Lies We Tell Ourselves by Robin Talley

Title: Lies We Tell Ourselves
Author: Robin Talley
Publisher: Harlequin Teen
Release Date: September 30, 2014
Source: BEA

Summary from Goodreads:
In 1959 Virginia, the lives of two girls on opposite sides of the battle for civil rights will be changed forever.

Sarah Dunbar is one of the first black students to attend the previously all-white Jefferson High School. An honors student at her old school, she is put into remedial classes, spit on and tormented daily.

Linda Hairston is the daughter of one of the town’s most vocal opponents of school integration. She has been taught all her life that the races should be kept “separate but equal.”

Forced to work together on a school project, Sarah and Linda must confront harsh truths about race, power and how they really feel about one another.


Review

I knew I had to read The Lies We Tell Ourselves as soon as I heard about it at BEA. Not only am I a huge fan of Historical Fiction but I love to read thought-provoking novels, such as this one, from time to time. Before this book, I have never read one with a focus on racial segregation and I wanted this new experience.

Sarah is one of a small group of African American students to be the first to attend and graduate from an all-white school. The horrors that she and her friends had to face every day for the right to a fair education – the physical and emotional harassment, bullying and abuse - were a testament to the evil that people are capable of and the danger of crowds, misconceptions, and ignorance. The bravery, determination and self-control that they showed was really moving. I don’t think I would have been capable of the same strength.

Meanwhile, Linda is a Caucasian girl well-known and well-liked at that school. Her father is one of the strongest opponents of integration and so she has been raised to echo those same beliefs. But when she is forced to work on a school project with Sarah, she starts to question everything she was taught. But fear of her father’s wrath slows her progress while she starts to think for herself and form her own opinions.

What the synopsis alludes to but doesn’t quite call out is that Linda and Sarah start to develop feelings for each other. Their relationship, which presented its own challenges, was a big focus of this book, almost equal to or greater than the focus on school integration. And while this will add to the experience for some, it detracted from the experience for me. Their complicated relationship was a story worth telling but I feel like the book lost some of its impact by being divided into two big issues because neither one was given enough attention. I was expecting a compelling novel about the fight for racial equality and I finished with a story about two girls of different races growing to accept that they liked each other as more than just friends in a time when mixed-race relationships were unacceptable and worse, same-sex relationships were considered sinful and evil. There is nothing wrong with this story, it just wasn’t the one I wanted more.

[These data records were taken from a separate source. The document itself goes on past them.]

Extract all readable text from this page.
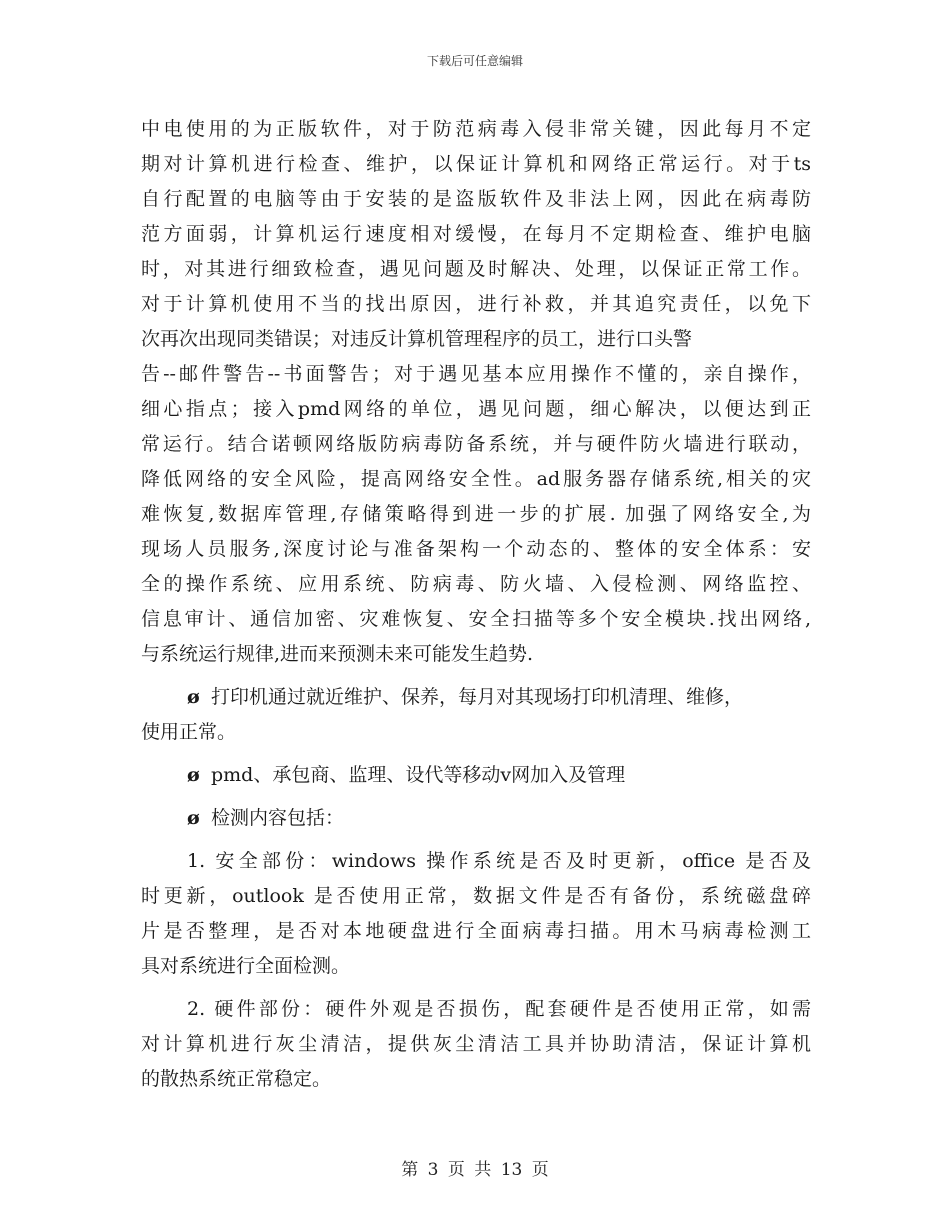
下载后可任意编辑
中电使用的为正版软件，对于防范病毒入侵非常关键，因此每月不定
期对计算机进行检查、维护，以保证计算机和网络正常运行。对于ts
自行配置的电脑等由于安装的是盗版软件及非法上网，因此在病毒防
范方面弱，计算机运行速度相对缓慢，在每月不定期检查、维护电脑
时，对其进行细致检查，遇见问题及时解决、处理，以保证正常工作。
对于计算机使用不当的找出原因，进行补救，并其追究责任，以免下
次再次出现同类错误；对违反计算机管理程序的员工，进行口头警
告--邮件警告--书面警告；对于遇见基本应用操作不懂的，亲自操作，
细心指点；接入pmd网络的单位，遇见问题，细心解决，以便达到正
常运行。结合诺顿网络版防病毒防备系统，并与硬件防火墙进行联动，
降低网络的安全风险，提高网络安全性。ad服务器存储系统,相关的灾
难恢复,数据库管理,存储策略得到进一步的扩展. 加强了网络安全,为
现场人员服务,深度讨论与准备架构一个动态的、整体的安全体系：安
全的操作系统、应用系统、防病毒、防火墙、入侵检测、网络监控、
信息审计、通信加密、灾难恢复、安全扫描等多个安全模块.找出网络,
与系统运行规律,进而来预测未来可能发生趋势.
ø 打印机通过就近维护、保养，每月对其现场打印机清理、维修，
使用正常。
ø pmd、承包商、监理、设代等移动v网加入及管理
ø 检测内容包括：
1. 安全部份：windows 操作系统是否及时更新，office 是否及
时更新，outlook 是否使用正常，数据文件是否有备份，系统磁盘碎
片是否整理，是否对本地硬盘进行全面病毒扫描。用木马病毒检测工
具对系统进行全面检测。
2. 硬件部份：硬件外观是否损伤，配套硬件是否使用正常，如需
对计算机进行灰尘清洁，提供灰尘清洁工具并协助清洁，保证计算机
的散热系统正常稳定。
第 3 页 共 13 页
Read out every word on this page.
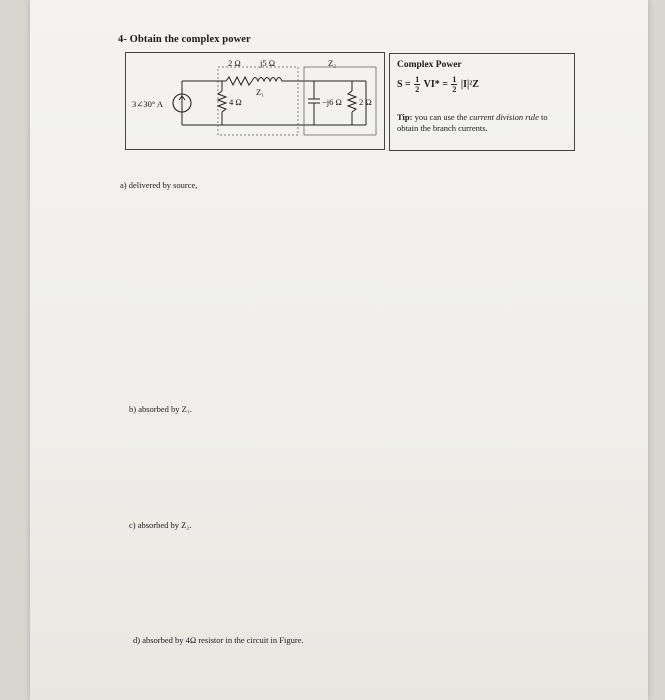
4- Obtain the complex power
3∠30° A
2 Ω j5 Ω
Z₁
Z₂
4 Ω	−j6 Ω 2 Ω
Complex Power
$S = \frac{1}{2} VI* = \frac{1}{2} |I|^2Z$
Tip: you can use the current division rule to obtain the branch currents.
a) delivered by source,
b) absorbed by Z₁.
c) absorbed by Z₂.
d) absorbed by 4Ω resistor in the circuit in Figure.
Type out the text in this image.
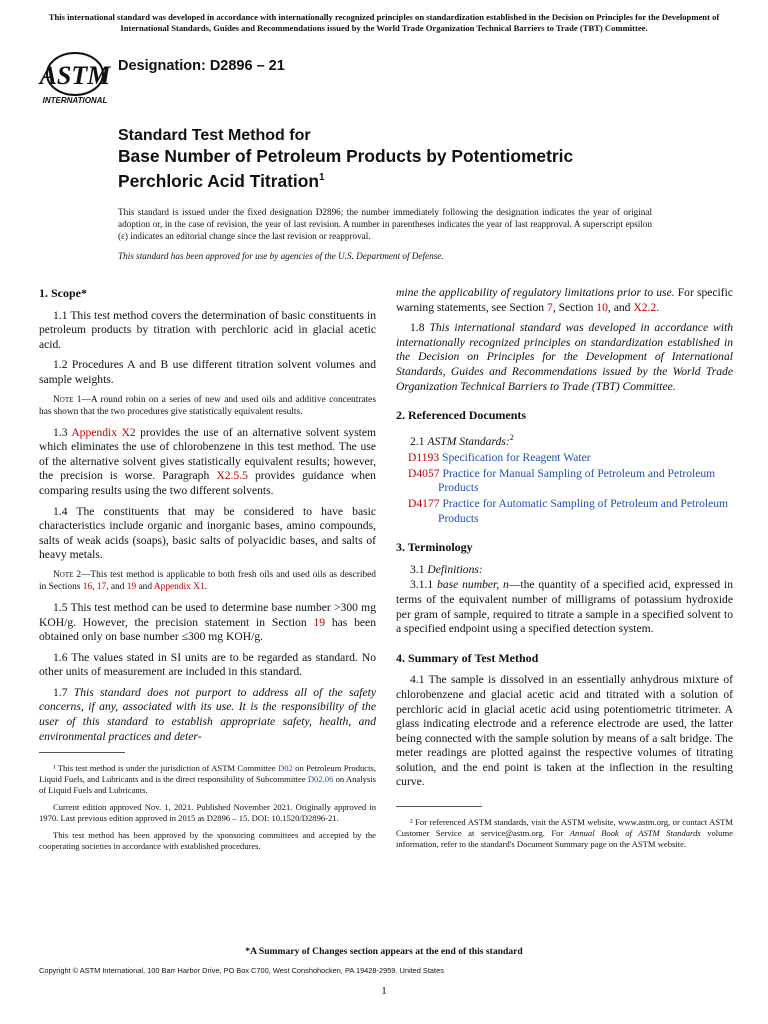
This international standard was developed in accordance with internationally recognized principles on standardization established in the Decision on Principles for the Development of International Standards, Guides and Recommendations issued by the World Trade Organization Technical Barriers to Trade (TBT) Committee.
ASTM
INTERNATIONAL
Designation: D2896 – 21
Standard Test Method for
Base Number of Petroleum Products by Potentiometric
Perchloric Acid Titration$^1$

This standard is issued under the fixed designation D2896; the number immediately following the designation indicates the year of original adoption or, in the case of revision, the year of last revision. A number in parentheses indicates the year of last reapproval. A superscript epsilon (ε) indicates an editorial change since the last revision or reapproval.

This standard has been approved for use by agencies of the U.S. Department of Defense.

1. Scope*

1.1 This test method covers the determination of basic constituents in petroleum products by titration with perchloric acid in glacial acetic acid.

1.2 Procedures A and B use different titration solvent volumes and sample weights.

Note 1—A round robin on a series of new and used oils and additive concentrates has shown that the two procedures give statistically equivalent results.

1.3 Appendix X2 provides the use of an alternative solvent system which eliminates the use of chlorobenzene in this test method. The use of the alternative solvent gives statistically equivalent results; however, the precision is worse. Paragraph X2.5.5 provides guidance when comparing results using the two different solvents.

1.4 The constituents that may be considered to have basic characteristics include organic and inorganic bases, amino compounds, salts of weak acids (soaps), basic salts of polyacidic bases, and salts of heavy metals.

Note 2—This test method is applicable to both fresh oils and used oils as described in Sections 16, 17, and 19 and Appendix X1.

1.5 This test method can be used to determine base number >300 mg KOH/g. However, the precision statement in Section 19 has been obtained only on base number ≤300 mg KOH/g.

1.6 The values stated in SI units are to be regarded as standard. No other units of measurement are included in this standard.

1.7 This standard does not purport to address all of the safety concerns, if any, associated with its use. It is the responsibility of the user of this standard to establish appropriate safety, health, and environmental practices and deter-

¹ This test method is under the jurisdiction of ASTM Committee D02 on Petroleum Products, Liquid Fuels, and Lubricants and is the direct responsibility of Subcommittee D02.06 on Analysis of Liquid Fuels and Lubricants.

Current edition approved Nov. 1, 2021. Published November 2021. Originally approved in 1970. Last previous edition approved in 2015 as D2896 – 15. DOI: 10.1520/D2896-21.

This test method has been approved by the sponsoring committees and accepted by the cooperating societies in accordance with established procedures.

mine the applicability of regulatory limitations prior to use. For specific warning statements, see Section 7, Section 10, and X2.2.

1.8 This international standard was developed in accordance with internationally recognized principles on standardization established in the Decision on Principles for the Development of International Standards, Guides and Recommendations issued by the World Trade Organization Technical Barriers to Trade (TBT) Committee.

2. Referenced Documents

2.1 ASTM Standards:$^2$

D1193 Specification for Reagent Water
D4057 Practice for Manual Sampling of Petroleum and Petroleum Products
D4177 Practice for Automatic Sampling of Petroleum and Petroleum Products
3. Terminology

3.1 Definitions:

3.1.1 base number, n—the quantity of a specified acid, expressed in terms of the equivalent number of milligrams of potassium hydroxide per gram of sample, required to titrate a sample in a specified solvent to a specified endpoint using a specified detection system.

4. Summary of Test Method

4.1 The sample is dissolved in an essentially anhydrous mixture of chlorobenzene and glacial acetic acid and titrated with a solution of perchloric acid in glacial acetic acid using potentiometric titrimeter. A glass indicating electrode and a reference electrode are used, the latter being connected with the sample solution by means of a salt bridge. The meter readings are plotted against the respective volumes of titrating solution, and the end point is taken at the inflection in the resulting curve.

² For referenced ASTM standards, visit the ASTM website, www.astm.org, or contact ASTM Customer Service at service@astm.org. For Annual Book of ASTM Standards volume information, refer to the standard's Document Summary page on the ASTM website.

*A Summary of Changes section appears at the end of this standard
Copyright © ASTM International, 100 Barr Harbor Drive, PO Box C700, West Conshohocken, PA 19428-2959. United States
1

But not to be misunderstood, this is still a really good book that should be read. Everything that Robin Talley wrote is worth reading and thinking long and hard about. We are capable of some truly horrible and damaging things as human beings and we are still guilty for many of these same thoughts and behaviors today just in a different way. Our present might not be AS incriminating as our past but we still bully and harm people who are different than us and deny basic rights, like love, to people of our choosing. It is really quite sad.

So yes, I recommend you read this novel and listen to what Robin Talley is trying to tell us because we all need to hear it.